Setting Boundaries: After-Hours Communication Policy
Prompt
Help me craft a clear after-hours communication policy to set expectations with my clients. The policy should outline my standard business hours and explain how I handle communications outside those hours. It needs to politely state when I am available for calls or emails, what clients should do if they have an urgent issue after hours, and how I prioritize work-life balance to deliver better service during work times. The tone should be professional yet friendly, making it clear this policy benefits both me and the client. Provide the policy as a brief paragraph or a set of bullet points I can include in welcome packets or contracts.
Instructions:
- Provide specifics in your prompt input such as your typical office hours (e.g., “Monday–Friday, 9 AM – 6 PM [Timezone]”) and whether you allow any emergency contact. For example: “...outside those hours I generally do not respond until the next business day, except in true emergencies via phone.” This ensures the AI-generated policy matches your availability.

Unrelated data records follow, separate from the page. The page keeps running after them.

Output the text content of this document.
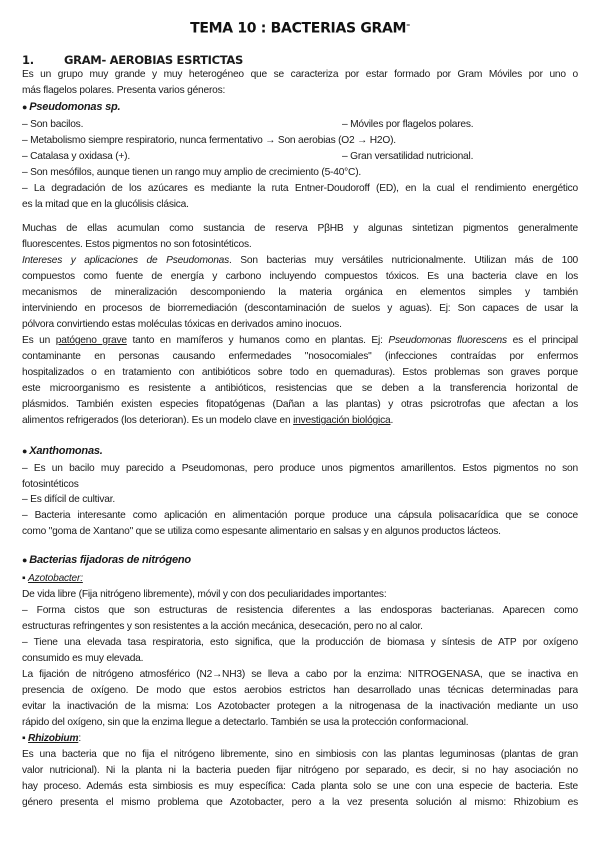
TEMA 10 : BACTERIAS GRAM–
1.	GRAM- AEROBIAS ESRTICTAS
Es un grupo muy grande y muy heterogéneo que se caracteriza por estar formado por Gram Móviles por uno o
más flagelos polares. Presenta varios géneros:
● Pseudomonas sp.
– Son bacilos.	– Móviles por flagelos polares.
– Metabolismo siempre respiratorio, nunca fermentativo → Son aerobias (O2 → H2O).
– Catalasa y oxidasa (+).	– Gran versatilidad nutricional.
– Son mesófilos, aunque tienen un rango muy amplio de crecimiento (5-40°C).
– La degradación de los azúcares es mediante la ruta Entner-Doudoroff (ED), en la cual el rendimiento energético
es la mitad que en la glucólisis clásica.
Muchas de ellas acumulan como sustancia de reserva PβHB y algunas sintetizan pigmentos generalmente
fluorescentes. Estos pigmentos no son fotosintéticos.
Intereses y aplicaciones de Pseudomonas. Son bacterias muy versátiles nutricionalmente. Utilizan más de 100
compuestos como fuente de energía y carbono incluyendo compuestos tóxicos. Es una bacteria clave en los
mecanismos de mineralización descomponiendo la materia orgánica en elementos simples y también
interviniendo en procesos de biorremediación (descontaminación de suelos y aguas). Ej: Son capaces de usar la
pólvora convirtiendo estas moléculas tóxicas en derivados amino inocuos.
Es un patógeno grave tanto en mamíferos y humanos como en plantas. Ej: Pseudomonas fluorescens es el principal
contaminante en personas causando enfermedades "nosocomiales" (infecciones contraídas por enfermos
hospitalizados o en tratamiento con antibióticos sobre todo en quemaduras). Estos problemas son graves porque
este microorganismo es resistente a antibióticos, resistencias que se deben a la transferencia horizontal de
plásmidos. También existen especies fitopatógenas (Dañan a las plantas) y otras psicrotrofas que afectan a los
alimentos refrigerados (los deterioran). Es un modelo clave en investigación biológica.
● Xanthomonas.
– Es un bacilo muy parecido a Pseudomonas, pero produce unos pigmentos amarillentos. Estos pigmentos no son
fotosintéticos
– Es difícil de cultivar.
– Bacteria interesante como aplicación en alimentación porque produce una cápsula polisacarídica que se conoce
como "goma de Xantano" que se utiliza como espesante alimentario en salsas y en algunos productos lácteos.
● Bacterias fijadoras de nitrógeno
▪ Azotobacter:
De vida libre (Fija nitrógeno libremente), móvil y con dos peculiaridades importantes:
– Forma cistos que son estructuras de resistencia diferentes a las endosporas bacterianas. Aparecen como
estructuras refringentes y son resistentes a la acción mecánica, desecación, pero no al calor.
– Tiene una elevada tasa respiratoria, esto significa, que la producción de biomasa y síntesis de ATP por oxígeno
consumido es muy elevada.
La fijación de nitrógeno atmosférico (N2→NH3) se lleva a cabo por la enzima: NITROGENASA, que se inactiva en
presencia de oxígeno. De modo que estos aerobios estrictos han desarrollado unas técnicas determinadas para
evitar la inactivación de la misma: Los Azotobacter protegen a la nitrogenasa de la inactivación mediante un uso
rápido del oxígeno, sin que la enzima llegue a detectarlo. También se usa la protección conformacional.
▪ Rhizobium:
Es una bacteria que no fija el nitrógeno libremente, sino en simbiosis con las plantas leguminosas (plantas de gran
valor nutricional). Ni la planta ni la bacteria pueden fijar nitrógeno por separado, es decir, si no hay asociación no
hay proceso. Además esta simbiosis es muy específica: Cada planta solo se une con una especie de bacteria. Este
género presenta el mismo problema que Azotobacter, pero a la vez presenta solución al mismo: Rhizobium es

- Decide on the tone and strictness level you want. If you want a very firm boundary, you might add “no exceptions to this policy” in the prompt. For a softer tone, include a line like “thank you for understanding the need for personal time.”
- If you have encountered issues like clients texting late at night, mention it to have the AI specifically address that medium (“please note I do not monitor text messages after hours”). The more context, the more comprehensive the policy will be.
- Once the policy text is generated, you can tweak it and then run it by an existing client or colleague for feedback on clarity. Re-run the prompt with any changes (e.g., “make it shorter,” “add a line about weekend emergency rates”) until you have a version you’re happy with.
Tips:
- Include this policy wherever it’s most visible: for instance, in your client onboarding email, in the contract under a “Communication” section, or even in your email signature (“Replies: M-F 9-6 CET”). Setting the expectation early prevents 90% of after-hour boundary violations.
- Use tools to help enforce boundaries. For example, if you draft emails at 11 PM, schedule them to send at 8 AM the next day so clients don’t get used to instant replies at night. Consistency is key – if you make one exception, clients may expect it again.
- If a client repeatedly ignores your policy, have a direct but polite conversation reinforcing it. In rare cases, you may decide such a client isn’t a good fit for you long-term. Protecting your time is protecting your business’s health – it prevents burnout and ensures you can continue to deliver quality (and paid) work.
- Remember that setting boundaries with clients leads to better clients and a more profitable business. By training your clients to respect your time, you’ll attract and retain those who value your professionalism, allowing you to do your best work during normal hours.